Funnily enough, Sal Khan (Khan Academy) explains it here:
https://www.khanacademy.org/economics-f ... -debt-loop - move manufacturing where it's cheap
- benefits the rich (and politicians)
- benefits some consumers (cheaper prices)
- hurts manufacturing jobs and associated service jobs
- but those politicians look at the above equation and choose to benefit themselves
- China prints yuan
- Buys up US currency for reserves
- Uses reserves to buy US treasuries (loans money to the US) at low interest rates
- this keeps interest rates low in general
- that helps consumers and businesses borrow to invest or spend
- keeps Chinese products cheap and affordable
- people keep buying those and manufacturing there.
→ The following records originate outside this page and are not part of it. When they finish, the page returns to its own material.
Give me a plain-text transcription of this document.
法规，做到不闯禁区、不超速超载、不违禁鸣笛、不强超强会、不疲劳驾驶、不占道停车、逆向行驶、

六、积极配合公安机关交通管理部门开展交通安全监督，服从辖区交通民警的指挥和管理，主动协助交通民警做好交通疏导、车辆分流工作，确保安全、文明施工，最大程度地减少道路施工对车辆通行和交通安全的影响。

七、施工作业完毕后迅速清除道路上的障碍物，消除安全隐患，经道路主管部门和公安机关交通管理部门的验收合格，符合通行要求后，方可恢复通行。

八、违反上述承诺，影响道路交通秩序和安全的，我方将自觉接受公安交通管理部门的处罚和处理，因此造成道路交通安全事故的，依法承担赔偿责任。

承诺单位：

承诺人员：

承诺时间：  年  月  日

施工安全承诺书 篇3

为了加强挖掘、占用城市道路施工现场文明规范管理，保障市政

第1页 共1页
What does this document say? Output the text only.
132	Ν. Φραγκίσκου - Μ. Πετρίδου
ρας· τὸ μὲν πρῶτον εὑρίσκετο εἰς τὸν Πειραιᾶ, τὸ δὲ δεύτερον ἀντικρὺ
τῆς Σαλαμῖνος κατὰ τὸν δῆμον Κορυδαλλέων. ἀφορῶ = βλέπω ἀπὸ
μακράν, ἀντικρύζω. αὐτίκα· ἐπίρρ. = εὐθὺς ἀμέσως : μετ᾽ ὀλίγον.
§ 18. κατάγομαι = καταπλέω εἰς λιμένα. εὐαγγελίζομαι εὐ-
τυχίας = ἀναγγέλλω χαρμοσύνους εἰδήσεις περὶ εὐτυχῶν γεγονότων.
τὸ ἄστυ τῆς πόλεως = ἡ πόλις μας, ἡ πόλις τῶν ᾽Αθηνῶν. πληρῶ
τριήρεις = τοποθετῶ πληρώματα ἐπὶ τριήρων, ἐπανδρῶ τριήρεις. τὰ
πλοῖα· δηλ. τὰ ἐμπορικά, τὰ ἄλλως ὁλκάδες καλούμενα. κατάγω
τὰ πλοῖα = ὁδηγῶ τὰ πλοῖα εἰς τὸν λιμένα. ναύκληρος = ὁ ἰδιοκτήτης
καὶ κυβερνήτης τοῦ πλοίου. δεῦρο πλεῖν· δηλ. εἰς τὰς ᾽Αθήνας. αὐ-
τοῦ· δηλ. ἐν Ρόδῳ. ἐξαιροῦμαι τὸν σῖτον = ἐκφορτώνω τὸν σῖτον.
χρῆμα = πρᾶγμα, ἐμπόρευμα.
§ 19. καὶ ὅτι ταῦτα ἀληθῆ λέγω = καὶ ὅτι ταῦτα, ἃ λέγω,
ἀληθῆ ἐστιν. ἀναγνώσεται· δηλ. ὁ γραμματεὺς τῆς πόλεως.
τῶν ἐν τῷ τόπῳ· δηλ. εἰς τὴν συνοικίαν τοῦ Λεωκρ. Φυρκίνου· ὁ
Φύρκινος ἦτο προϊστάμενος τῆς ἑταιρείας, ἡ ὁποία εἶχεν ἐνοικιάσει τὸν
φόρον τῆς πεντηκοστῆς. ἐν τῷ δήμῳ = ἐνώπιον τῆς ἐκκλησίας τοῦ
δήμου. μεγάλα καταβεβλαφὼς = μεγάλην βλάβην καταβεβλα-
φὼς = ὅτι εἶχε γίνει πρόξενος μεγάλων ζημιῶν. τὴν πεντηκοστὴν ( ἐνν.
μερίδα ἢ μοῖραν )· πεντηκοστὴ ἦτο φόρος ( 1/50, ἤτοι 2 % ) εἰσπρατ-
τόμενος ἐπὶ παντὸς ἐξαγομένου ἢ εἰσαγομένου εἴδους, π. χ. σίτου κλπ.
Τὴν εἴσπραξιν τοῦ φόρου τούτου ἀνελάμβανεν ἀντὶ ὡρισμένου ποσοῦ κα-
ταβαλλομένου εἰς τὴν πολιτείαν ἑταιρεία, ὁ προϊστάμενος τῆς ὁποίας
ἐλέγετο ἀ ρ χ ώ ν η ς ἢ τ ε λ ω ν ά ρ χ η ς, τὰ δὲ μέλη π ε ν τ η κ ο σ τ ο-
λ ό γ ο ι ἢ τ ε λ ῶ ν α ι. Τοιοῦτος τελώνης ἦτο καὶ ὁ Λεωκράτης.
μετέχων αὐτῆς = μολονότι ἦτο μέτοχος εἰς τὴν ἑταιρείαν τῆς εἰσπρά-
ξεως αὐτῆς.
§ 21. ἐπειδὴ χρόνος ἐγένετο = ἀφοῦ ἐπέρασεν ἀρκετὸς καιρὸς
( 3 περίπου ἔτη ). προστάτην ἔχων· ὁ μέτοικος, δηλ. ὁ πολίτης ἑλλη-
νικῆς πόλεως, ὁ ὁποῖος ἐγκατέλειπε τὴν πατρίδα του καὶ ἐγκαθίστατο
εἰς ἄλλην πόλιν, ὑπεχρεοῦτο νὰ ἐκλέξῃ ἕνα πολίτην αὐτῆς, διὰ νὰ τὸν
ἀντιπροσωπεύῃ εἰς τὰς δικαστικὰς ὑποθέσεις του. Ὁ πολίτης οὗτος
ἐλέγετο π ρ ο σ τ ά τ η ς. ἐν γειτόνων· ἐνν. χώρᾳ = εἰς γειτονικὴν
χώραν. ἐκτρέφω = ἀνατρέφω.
- China gets export led growth
- USA has many incentives to lose manufacturing base
- many US consumers, some US workers and the rich benefit
- when you stop this artificial financing to unwind, drops the value of US dollars and US currencies,
- drops the value of the Chinese holdings. long-term US interest rates would go up a lot
- borrowing gets harder, hurts consumers and businesses, causes recession
- so USA and China are locked in this cycle.
- long term it's quite bad for the US Manufacturing
- for politicians, (with VERY STUPID VOTER BASE - VERY VERY VERY STUPID), they look good with low interest rates, "healthy economy".
of course, that all makes sense (esp how Khan explains it), but even if voters were not so stupid, and politicians not so corrupt and benefitting, it doesn't seem possible to stop altogether as too many people benefit, and unwinding the cycle causes a lot of pain.